Shaquille Azir, ex-con, bank robber, forger, passer of bad checks, and FBI informant, first visited Occupy Cleveland the night the activists were evicted from their camp. The young men were homeless, looking for a cause and a paycheck. At best they were failed gutter punks.

It took months of convincing by Azir to get the plot in motion. After the camp folded, Azir gave the penniless Occupy activists construction jobs, and plied them with beer while they worked. He sent them home, according to a Rolling Stone magazine account, with more beer, weed and prescription drugs. At first, the activists rebuffed Azir's arms-dealer friend, who was an FBI agent. Azir continued to press them.

When the Occupiers waffled, Azir pushed back. Eventually, Stevens and the others gave in. "They were kind of hooked into this guy," Stevens' attorney, Terry Gilbert, told HuffPost. "When Occupy disbanded, it took a chunk of meaning out of their lives -- to the point where they were kind of dangling out there with nothing to do. They were disaffected. ... One day it's all over and it's like where do I go now. That's when they started really working on these kids -- the FBI."

After the activists attempted to set off the fake bombs, agents swooped in on April 30. Four of the five defendants, including Stevens, pleaded guilty. The fifth defendant's case has been delayed for a psychological evaluation.

Gail Stevens said she wants to know how deep the FBI's involvement went. What did agents know about Azir and drugs? What instructions did the FBI give? What was documented in the hours when the recording equipment failed?

"I just want to shake people and wake them up," Stevens said. "Do you not realize what the FBI is doing? The power that they have?"

So far, at least when it comes to Occupy Wall Street, the FBI has the power to withhold and redact documents. "All FBI documents responsive to the request have been processed and released," bureau spokesman Christopher Allen told HuffPost in an email.

Tim Russo, a member of Occupy Cleveland who filmed the group's activities, said his group's scant mention in the FBI release proves the existence of more documents.

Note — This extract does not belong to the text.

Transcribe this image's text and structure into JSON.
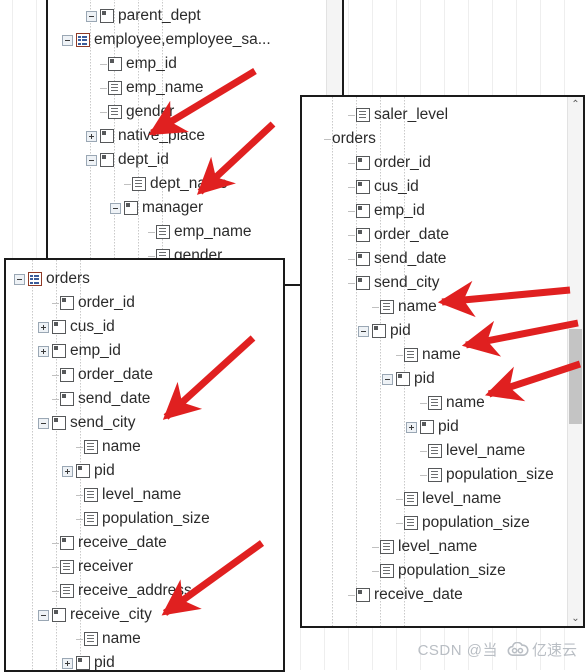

"The FOIA release is incomplete on its face," Russo told HuffPost. "If you ask for info about the FBI's involvement in the Occupy movement and not one word in the release mentions this plot -- it's like 'really?' It doesn't pass the smell test."

Said Russo: "Follow the money and there's your terrorist. These guys didn't have enough money to buy lunch at an Olive Garden. Any FOIA release would have some discussion of where this money came from."

Mara Verheyden-Hilliard, a co-founder of the Partnership for Civil Justice Fund who filed the FOIA request, said she agrees. She told HuffPost an appeal for more FBI documents is in the works.

"There are references throughout [the documents] to monitoring reports, other information that they obtained, discussions that themselves would have generated other written materials that we do not have," Verheyden-Hilliard explained.

Those 100 or so pages, Verheyden-Hilliard said, were "the tip of the iceberg."